Comme s’il s’étonnait de sa propre proposition où l’imagerie de la porte dans la peinture murale romaine dérivait de l’architecture des tombeaux, Picard continue: « Cette conclusion obvie a été pourtant universellement écartée jusqu’ici parce que personne n’a voulu admettre qu’un Romain ait pu avoir l’idée de faire peindre sur le mur de sa chambre à coucher une façade de tombeau, peu propre à suggérer des idées plaisantes, et capable au contraire de donner des affreux cauchemars à quiconque croyait au revenants, ce qui était le cas de presque tout le monde » (Picard, 1968, p. 97) La croyance que l’image de la porte à Boscoreale était située dans un triclinium (salle à manger) et non dans une chambre n’affecte pas le sens de la proposition de Picard parce que le banquet rituel incluait systématiquement des références aux défunts ancêtres. Une porte menant vers les enfers aurait donc été tout à fait opportune. Les représentations de jardins servant de sanctuaires ou celles de façades de tombeaux étaient également retrouvées dans les autres pièces de la même villa (fig.1).
Picard soutenait que la fausse-porte représentait, à l’intérieur du domicile, la façade d’un tombeau. Il cite notamment son compatriote, le Français Albert Grenier, spécialiste de l’histoire romaine : « Pourtant cette idée apparemment absurde le devient beaucoup moins si nous nous remémorons quelques données bien connues de la vieille religion romaine. “ Le tombeau, écrit A. Grenier (Religion Romaine, p. 87), est originairement commun à la famille. L’âme de l’ancêtre est censée survivre, mais, à des jours fixés, elle hante la demeure des vivants. Les Mânes se confondent plus ou moins avec les autres dieux de la maison, Lares et Pénates. La génie propre du père de famille est leur émanation ; il est représenté par le serpent qui sort de terre pour venir goûter aux offrandes du foyer familialˮ. Il n’y a donc rien d’extraordinaire à ce que la Porte des Mânes, qu’ils franchissent notamment à la nuit des Lemuralia, se trouve dans la chambre du père de famille ». Picard résume sa pensée dans le contexte de la Maison en tant que Sanctuaire: « L’origine du thème du franchissement de la paroi se trouve donc, à notre avis dans ces vieilles croyances italiques, très vivantes à Pompéi comme le prouve l’existence dans chaque maison d’un laraire et d’un autel familial. Le replacement de la porte par la tholos s’explique également sans difficulté dans cette perspective : la destination la plus courante du pavillon circulaire à colonnade est en effet funéraire : elle représente le tombeau de l’ancêtre protecteur de la famille » (Picard, 1968, p. 97).

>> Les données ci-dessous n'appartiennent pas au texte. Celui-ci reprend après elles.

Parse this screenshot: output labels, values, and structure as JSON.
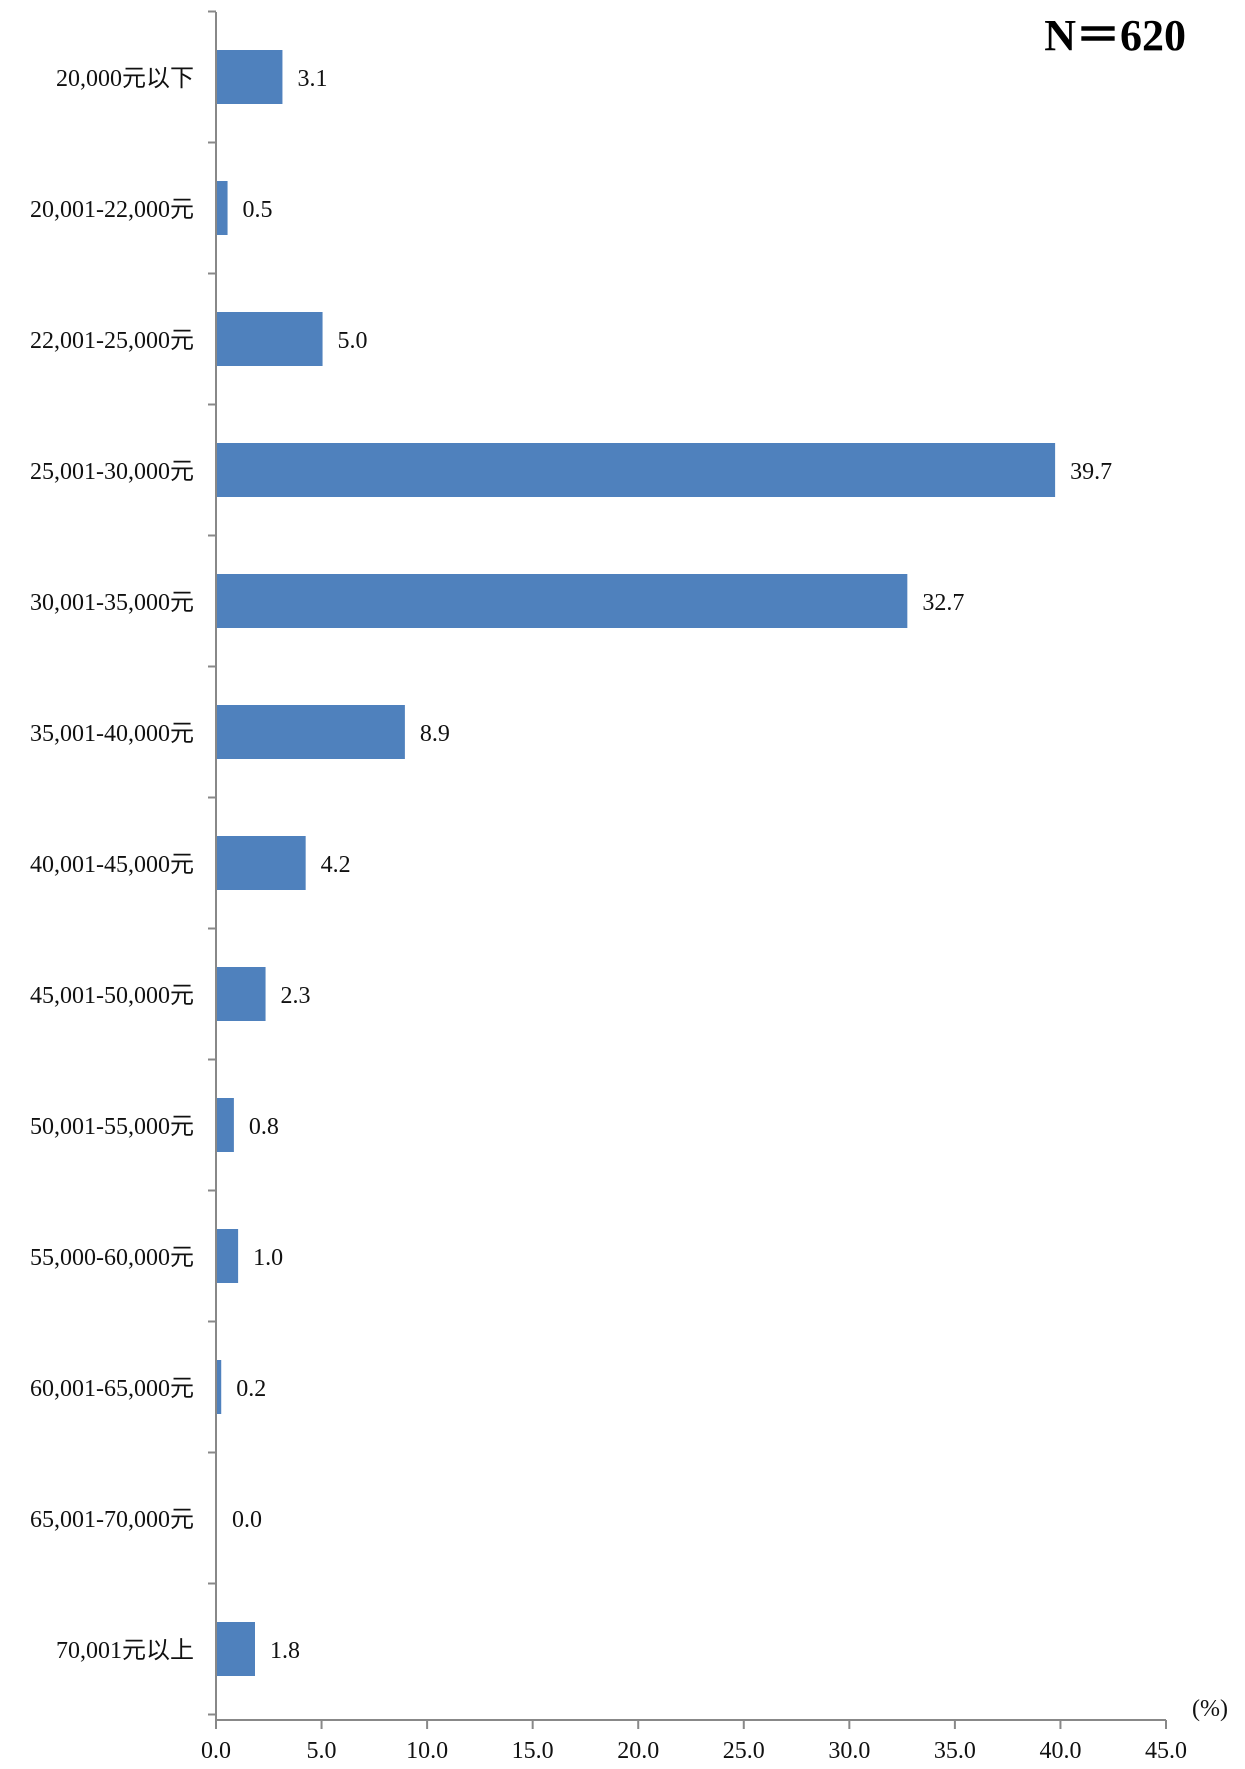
{
  "chart_data": {
    "type": "bar",
    "orientation": "horizontal",
    "annotation": "N＝620",
    "unit": "(%)",
    "categories": [
      "20,000元以下",
      "20,001-22,000元",
      "22,001-25,000元",
      "25,001-30,000元",
      "30,001-35,000元",
      "35,001-40,000元",
      "40,001-45,000元",
      "45,001-50,000元",
      "50,001-55,000元",
      "55,000-60,000元",
      "60,001-65,000元",
      "65,001-70,000元",
      "70,001元以上"
    ],
    "values": [
      3.1,
      0.5,
      5.0,
      39.7,
      32.7,
      8.9,
      4.2,
      2.3,
      0.8,
      1.0,
      0.2,
      0.0,
      1.8
    ],
    "value_labels": [
      "3.1",
      "0.5",
      "5.0",
      "39.7",
      "32.7",
      "8.9",
      "4.2",
      "2.3",
      "0.8",
      "1.0",
      "0.2",
      "0.0",
      "1.8"
    ],
    "xlim": [
      0,
      45
    ],
    "xticks": [
      0,
      5,
      10,
      15,
      20,
      25,
      30,
      35,
      40,
      45
    ],
    "xtick_labels": [
      "0.0",
      "5.0",
      "10.0",
      "15.0",
      "20.0",
      "25.0",
      "30.0",
      "35.0",
      "40.0",
      "45.0"
    ],
    "grid": false,
    "legend": "none",
    "bar_color": "#4F81BD",
    "axis_color": "#888888"
  }
}
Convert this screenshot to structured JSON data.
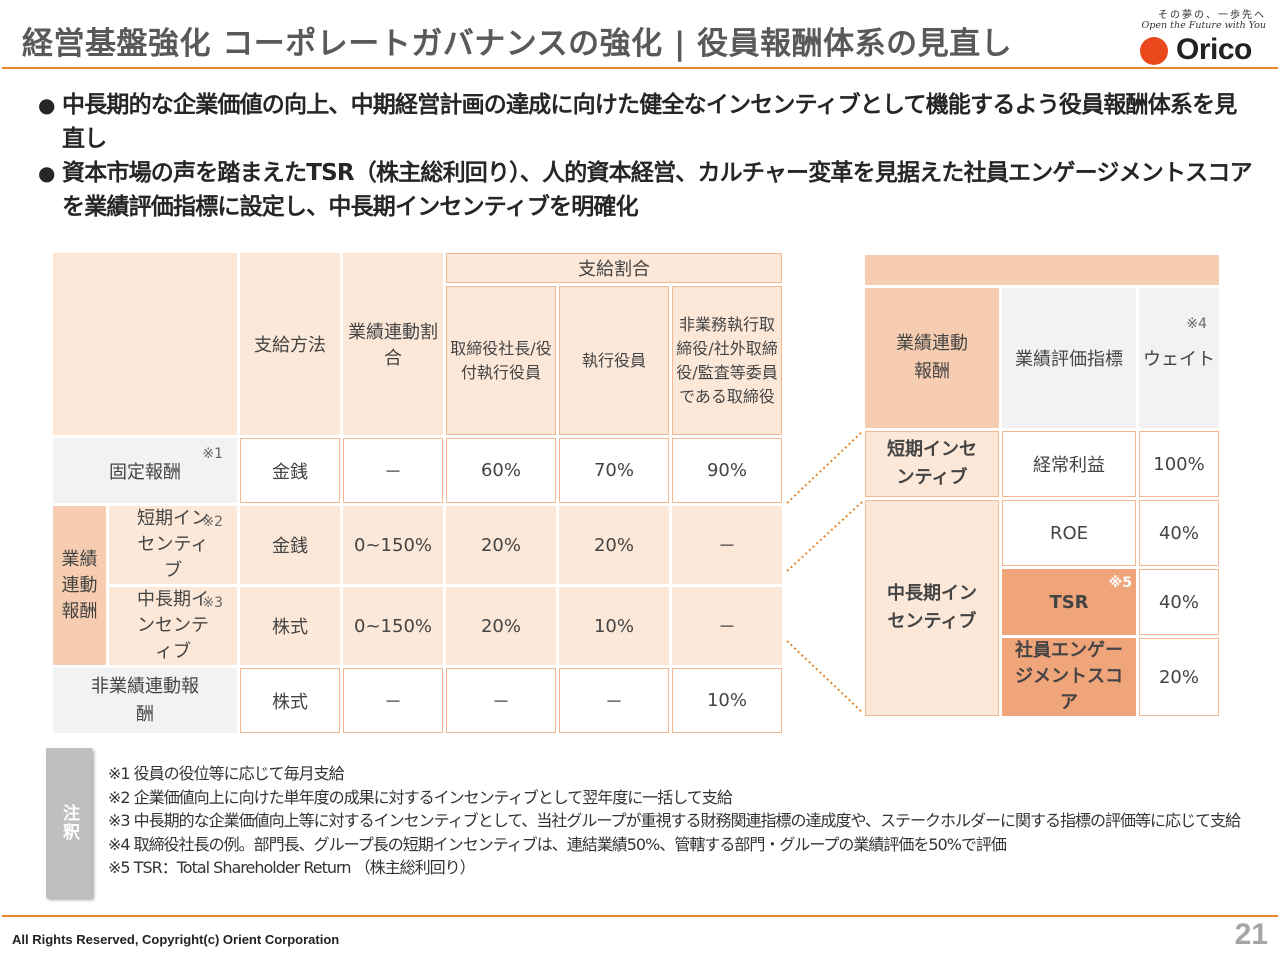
{
  "header": {
    "title": "経営基盤強化 コーポレートガバナンスの強化 | 役員報酬体系の見直し",
    "logo_tagline_jp": "その夢の、一歩先へ",
    "logo_tagline_en": "Open the Future with You",
    "logo_word": "Orico"
  },
  "bullets": [
    {
      "dot": "●",
      "text": "中長期的な企業価値の向上、中期経営計画の達成に向けた健全なインセンティブとして機能するよう役員報酬体系を見直し"
    },
    {
      "dot": "●",
      "text": "資本市場の声を踏まえたTSR（株主総利回り）、人的資本経営、カルチャー変革を見据えた社員エンゲージメントスコアを業績評価指標に設定し、中長期インセンティブを明確化"
    }
  ],
  "left_table": {
    "headers": {
      "method": "支給方法",
      "linked_ratio": "業績連動割合",
      "payout_ratio": "支給割合",
      "col_president": "取締役社長/役付執行役員",
      "col_officer": "執行役員",
      "col_nonexec": "非業務執行取締役/社外取締役/監査等委員である取締役"
    },
    "group_label": "業績連動報酬",
    "rows": [
      {
        "label": "固定報酬",
        "note": "※1",
        "method": "金銭",
        "ratio": "－",
        "president": "60%",
        "officer": "70%",
        "nonexec": "90%"
      },
      {
        "label": "短期インセンティブ",
        "note": "※2",
        "method": "金銭",
        "ratio": "0~150%",
        "president": "20%",
        "officer": "20%",
        "nonexec": "－"
      },
      {
        "label": "中長期インセンティブ",
        "note": "※3",
        "method": "株式",
        "ratio": "0~150%",
        "president": "20%",
        "officer": "10%",
        "nonexec": "－"
      },
      {
        "label": "非業績連動報酬",
        "note": "",
        "method": "株式",
        "ratio": "－",
        "president": "－",
        "officer": "－",
        "nonexec": "10%"
      }
    ]
  },
  "right_table": {
    "headers": {
      "category": "業績連動報酬",
      "indicator": "業績評価指標",
      "weight": "ウェイト",
      "weight_note": "※4"
    },
    "short_term": {
      "label": "短期インセンティブ",
      "items": [
        {
          "indicator": "経常利益",
          "weight": "100%"
        }
      ]
    },
    "long_term": {
      "label": "中長期インセンティブ",
      "items": [
        {
          "indicator": "ROE",
          "weight": "40%",
          "note": ""
        },
        {
          "indicator": "TSR",
          "weight": "40%",
          "note": "※5"
        },
        {
          "indicator": "社員エンゲージメントスコア",
          "weight": "20%",
          "note": ""
        }
      ]
    }
  },
  "notes": {
    "tab_label": "注釈",
    "items": [
      "※1 役員の役位等に応じて毎月支給",
      "※2 企業価値向上に向けた単年度の成果に対するインセンティブとして翌年度に一括して支給",
      "※3 中長期的な企業価値向上等に対するインセンティブとして、当社グループが重視する財務関連指標の達成度や、ステークホルダーに関する指標の評価等に応じて支給",
      "※4 取締役社長の例。部門長、グループ長の短期インセンティブは、連結業績50%、管轄する部門・グループの業績評価を50%で評価",
      "※5 TSR：Total Shareholder Return （株主総利回り）"
    ]
  },
  "footer": {
    "copyright": "All Rights Reserved, Copyright(c) Orient Corporation",
    "page_number": "21"
  },
  "colors": {
    "accent_orange": "#e8862c",
    "logo_red": "#e8481c",
    "peach": "#fce8d9",
    "tan": "#f6cdb0",
    "tsr_orange": "#f0a47a"
  }
}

La remarque de Picard que certaines peintures murales représentaient des façades de tombeaux et que ces œuvres, ainsi que d’autres objets, insufflaient de concert une apparence de sanctuaire à la maison est tout aussi étonnante qu’exaltante. Plus précisément, car presque tous les autres écrivains ont, à ce sujet, évité le problème de la signification. Il se peut également que Picard en personne ait fini par la trouver trop radicale, puisqu’il ne s’est pas étendu sur le sujet. Néanmoins, s’il a raison et que les motifs d’entrée sont effectivement des indicateurs et des symboles liés aux mondes métaphysiques, il nous faut désormais étudier la façon dont la peinture murale parvenait à créer cet effet et surtout, pourquoi était-elle investie de cette mission? [cf. les publications de Gilles Sauron: La Peinture Allégorique à Pompéi – Le Regard De Cicéron (2007) et Les Décors Privés Des Romains (2009), comptent parmi les quelques rares exemples de qualité à situer la peinture murale romaine dans son contexte contemporain pour les domaines de la politique, la philosophie, la mythologie et l’allégorie].